Every major championship seems to hold a hex over some of golf's best players.
Sam Snead's record 82 victories does not include a single U.S. Open, the only major keeping him from the career Grand Slam. Phil Mickelson already has tied his record with four second-place finishes at the U.S. Open. Arnold Palmer and Tom Watson never won a PGA Championship, the major keeping them from the career Grand Slam.
But the Masters has the longest list of heartache.
No other tournament with so much tradition shows so little compassion.
'It bothered me,' Johnny Miller said of his three runner-up finishes, but never a green jacket. 'You get some Masters baggage in your brain. The more times you come close and don't get it, the more it builds up in your head.'
David Duval came close four straight years, the first time in 1998 when he closed with a 67. He was in Jones Cabin with chairman Jack Stephens as they watched Mark O'Meara measure a 20-foot birdie putt on the final hole. Duval figured he was headed for a playoff.

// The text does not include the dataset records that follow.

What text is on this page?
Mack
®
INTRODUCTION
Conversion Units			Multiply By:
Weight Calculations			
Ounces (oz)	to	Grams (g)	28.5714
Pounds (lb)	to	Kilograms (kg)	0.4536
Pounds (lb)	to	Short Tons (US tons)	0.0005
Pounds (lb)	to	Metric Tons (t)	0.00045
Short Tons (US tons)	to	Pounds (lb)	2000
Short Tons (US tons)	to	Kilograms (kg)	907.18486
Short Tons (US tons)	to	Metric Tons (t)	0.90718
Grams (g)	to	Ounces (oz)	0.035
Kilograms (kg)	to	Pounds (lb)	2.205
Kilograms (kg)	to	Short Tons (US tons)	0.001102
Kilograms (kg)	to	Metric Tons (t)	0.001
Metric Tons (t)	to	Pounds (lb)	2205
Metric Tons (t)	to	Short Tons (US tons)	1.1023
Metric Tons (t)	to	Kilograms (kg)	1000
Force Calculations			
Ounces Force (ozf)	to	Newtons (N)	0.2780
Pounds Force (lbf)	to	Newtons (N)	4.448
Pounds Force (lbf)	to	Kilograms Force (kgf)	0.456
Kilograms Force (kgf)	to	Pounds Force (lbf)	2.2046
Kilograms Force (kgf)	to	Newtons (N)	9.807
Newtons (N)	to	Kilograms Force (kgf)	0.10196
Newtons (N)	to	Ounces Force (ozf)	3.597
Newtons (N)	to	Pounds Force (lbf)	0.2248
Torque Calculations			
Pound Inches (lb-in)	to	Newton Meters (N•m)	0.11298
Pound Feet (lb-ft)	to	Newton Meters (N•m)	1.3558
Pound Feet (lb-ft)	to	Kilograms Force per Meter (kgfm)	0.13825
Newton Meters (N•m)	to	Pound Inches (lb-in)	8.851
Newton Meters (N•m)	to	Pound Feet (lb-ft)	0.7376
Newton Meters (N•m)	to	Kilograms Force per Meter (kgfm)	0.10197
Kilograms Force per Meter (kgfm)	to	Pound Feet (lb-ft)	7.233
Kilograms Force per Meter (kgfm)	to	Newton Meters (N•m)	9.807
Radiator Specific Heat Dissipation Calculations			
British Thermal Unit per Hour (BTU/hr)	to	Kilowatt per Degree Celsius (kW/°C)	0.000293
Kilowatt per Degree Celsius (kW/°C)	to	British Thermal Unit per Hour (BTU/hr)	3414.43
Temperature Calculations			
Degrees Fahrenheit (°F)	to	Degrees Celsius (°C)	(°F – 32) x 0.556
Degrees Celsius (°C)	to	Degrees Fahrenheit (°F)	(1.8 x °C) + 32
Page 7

'Don't worry, David,' Stephens told him. 'Nobody ever makes that putt.'
O'Meara made the putt.
'Hey, good tournament,' was all Stephens could say to a shocked Duval. 'We'll look forward to seeing you next year.'
There was always next year, right?
But it never came for Ken Venturi, who was poised to win the Masters three times in six years, once as an amateur.
Not many suffered quite like Weiskopf, a runner-up four times in a seven-year stretch. Even after Nicklaus dropped in that shocking putt in 1975, Weiskopf had an 8-foot birdie to tie, and it somehow stayed out.
'One of these days, the putt is going in and I'll win a Masters,' he said that day.
He never did.
Tom Kite was a three-time runner-up, and that doesn't include the one time he held the 54-hole lead, when he shot 75 in the final round of 1984 and tied for sixth. Duval had it as tough as anyone. He played Augusta National in 31-under par during his four straight years in contention.
'I played as well as anyone, including those who won,' Duval said.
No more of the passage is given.